Though not absolutely clear how the issue would be addressed, he said, “They have probably said that if there is an act or omission which any authority intends to resort to then they would have to first refer it to the chief commissioner or something to that effect.”

Representation of persons with disabilities a must as per UN charter

Pincha demanded that “there should be representation of persons with disabilities also in deciding if a particular act or omission was permissible or not because the UN convention on the rights of persons with disabilities, with which this law is sought to be made compatible, explicitly mandates that you cannot take a decision which affects the lives of persons with disabilities without consulting their representative organisations.
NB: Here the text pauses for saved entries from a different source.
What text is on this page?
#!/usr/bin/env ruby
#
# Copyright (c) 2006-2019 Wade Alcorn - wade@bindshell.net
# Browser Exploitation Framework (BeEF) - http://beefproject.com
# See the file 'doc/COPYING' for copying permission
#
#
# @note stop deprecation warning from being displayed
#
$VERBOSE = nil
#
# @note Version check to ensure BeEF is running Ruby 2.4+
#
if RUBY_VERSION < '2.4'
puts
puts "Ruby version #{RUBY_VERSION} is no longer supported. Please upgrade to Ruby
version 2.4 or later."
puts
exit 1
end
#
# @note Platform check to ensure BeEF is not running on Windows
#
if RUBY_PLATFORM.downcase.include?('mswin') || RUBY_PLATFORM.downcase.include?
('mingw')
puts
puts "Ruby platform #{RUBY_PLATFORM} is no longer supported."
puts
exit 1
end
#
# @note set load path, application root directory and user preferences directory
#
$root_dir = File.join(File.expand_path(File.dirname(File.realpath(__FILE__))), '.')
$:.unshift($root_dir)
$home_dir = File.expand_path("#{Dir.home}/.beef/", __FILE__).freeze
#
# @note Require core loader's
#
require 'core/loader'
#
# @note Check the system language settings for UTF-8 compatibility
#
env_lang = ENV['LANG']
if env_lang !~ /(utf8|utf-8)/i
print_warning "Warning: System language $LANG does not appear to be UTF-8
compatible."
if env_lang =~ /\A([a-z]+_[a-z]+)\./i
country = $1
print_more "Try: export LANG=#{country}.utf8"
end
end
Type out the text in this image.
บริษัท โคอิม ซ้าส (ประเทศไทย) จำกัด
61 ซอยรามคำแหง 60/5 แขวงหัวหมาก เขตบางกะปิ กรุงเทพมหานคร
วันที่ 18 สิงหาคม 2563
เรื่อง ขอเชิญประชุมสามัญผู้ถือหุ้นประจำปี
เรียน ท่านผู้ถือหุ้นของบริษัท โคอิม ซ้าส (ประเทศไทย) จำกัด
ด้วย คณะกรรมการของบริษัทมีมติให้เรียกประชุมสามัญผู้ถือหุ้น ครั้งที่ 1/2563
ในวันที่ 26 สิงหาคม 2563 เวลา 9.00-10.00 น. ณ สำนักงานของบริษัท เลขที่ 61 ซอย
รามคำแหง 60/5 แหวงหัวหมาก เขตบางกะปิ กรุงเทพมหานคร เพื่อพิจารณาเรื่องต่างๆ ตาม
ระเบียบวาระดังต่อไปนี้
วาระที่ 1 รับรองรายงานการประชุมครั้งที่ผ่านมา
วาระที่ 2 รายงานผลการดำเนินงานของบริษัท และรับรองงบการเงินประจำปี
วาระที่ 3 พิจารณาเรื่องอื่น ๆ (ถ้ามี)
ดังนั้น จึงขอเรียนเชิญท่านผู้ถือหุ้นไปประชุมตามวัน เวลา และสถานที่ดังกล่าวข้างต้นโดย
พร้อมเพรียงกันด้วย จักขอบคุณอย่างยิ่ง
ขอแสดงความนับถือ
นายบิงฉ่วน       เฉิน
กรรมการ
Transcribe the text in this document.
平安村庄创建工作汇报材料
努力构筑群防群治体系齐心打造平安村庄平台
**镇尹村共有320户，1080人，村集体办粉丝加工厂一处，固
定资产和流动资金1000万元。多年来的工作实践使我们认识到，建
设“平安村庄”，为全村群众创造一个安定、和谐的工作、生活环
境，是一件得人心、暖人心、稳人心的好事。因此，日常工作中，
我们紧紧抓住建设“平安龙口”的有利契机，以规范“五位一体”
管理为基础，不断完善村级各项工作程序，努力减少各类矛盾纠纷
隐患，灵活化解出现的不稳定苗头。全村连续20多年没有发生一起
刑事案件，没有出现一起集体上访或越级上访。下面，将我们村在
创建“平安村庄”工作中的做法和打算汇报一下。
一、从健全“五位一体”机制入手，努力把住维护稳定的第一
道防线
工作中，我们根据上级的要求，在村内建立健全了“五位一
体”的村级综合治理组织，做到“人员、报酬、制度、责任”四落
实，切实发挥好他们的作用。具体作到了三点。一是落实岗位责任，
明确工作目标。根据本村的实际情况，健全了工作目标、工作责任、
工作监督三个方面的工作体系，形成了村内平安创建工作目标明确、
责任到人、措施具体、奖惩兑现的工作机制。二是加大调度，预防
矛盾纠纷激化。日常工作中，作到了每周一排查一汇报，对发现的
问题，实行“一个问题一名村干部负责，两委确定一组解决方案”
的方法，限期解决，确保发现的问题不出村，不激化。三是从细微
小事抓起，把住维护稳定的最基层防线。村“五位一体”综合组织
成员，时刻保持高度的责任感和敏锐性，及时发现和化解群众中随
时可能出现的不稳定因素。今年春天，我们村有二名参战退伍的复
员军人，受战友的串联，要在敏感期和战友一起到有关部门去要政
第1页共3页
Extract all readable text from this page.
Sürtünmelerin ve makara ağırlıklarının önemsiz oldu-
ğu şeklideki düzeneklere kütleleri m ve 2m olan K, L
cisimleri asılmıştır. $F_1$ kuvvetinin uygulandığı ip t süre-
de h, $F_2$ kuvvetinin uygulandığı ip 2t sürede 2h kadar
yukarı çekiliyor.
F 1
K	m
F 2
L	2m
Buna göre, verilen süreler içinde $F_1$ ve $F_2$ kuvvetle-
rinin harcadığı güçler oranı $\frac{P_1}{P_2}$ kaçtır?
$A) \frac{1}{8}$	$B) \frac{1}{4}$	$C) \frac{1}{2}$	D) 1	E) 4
So consultation with the primary stakeholders is indispensable.”

Noted disability rights advocate Subhash Chandra Vashishth is concerned that while the Act has become a “fait accompli”, since it was notified on December 28, even the draft rules do not address the concerns about the discriminatory clause explicitly.

All cases should be heard by CCPD and 11-member panel

“I suggest that some kind of mechanism should be devised which states that whenever such an issue of discretion arises then both the person seeking employment and the employer should be heard by a nodal authority comprising the chief commissioner of persons with disabilities, of the Centre or the state as the case may be, along with the 11 member advisory committee which the Act provides. Otherwise, if you would leave it only to the commissioners, who are usually bureaucrats and picked by the government, they may speak the language of the government,” he pointed out.

Seeking repealing of the contentious clause, he said while an amendment would require going through the whole parliamentary process, the rules can be changed accordingly till the time that happens.

Private sector left out of purview of Act

“At least in the rules they should make the necessary changes. They want to issue the rules on Ambedkar Jayanti on April 14. But in the week after the last day for inviting the suggestions on April 6, it is unlikely that much change would happen. Also, this draft has come after the law ministry had screened the earlier draft and had removed the areas where private establishments were concerned and many other areas,” said Vashishth.

Similarly, he said, while the equal opportunity policy was there for all the establishments under the law, the rules only call upon the government establishments to implement it. They are silent on the role to be played by the private establishments.

Within the Act, the establishments have been defined as government establishments and just establishments. But the rule has not legislated anything on private employers. But now the rules are silent on that. So now when the law would be implemented on April 14, it would not be applicable to private employers.

The lawyer-activist also pointed out that the private sector has been left out of the purview of the draft rules even though the Act had provided for their inclusion. “So in effect, it could well mean that the Act would not apply to the private sector at all,” he said.

An amendment to the Act is needed urgently

Vashishth demanded that ideally, the Act needs to be amended. “The employers are generally governed by the law and the rules made thereunder. The issue is that right now the rules are being made for the central government and the state governments would be doing it separately. The worry is they may do it differently or not do it at all. So if there is an amendment to the Act it is better because then it applies to all the states too. This would also ensure that the provision does not become subjective in the states.”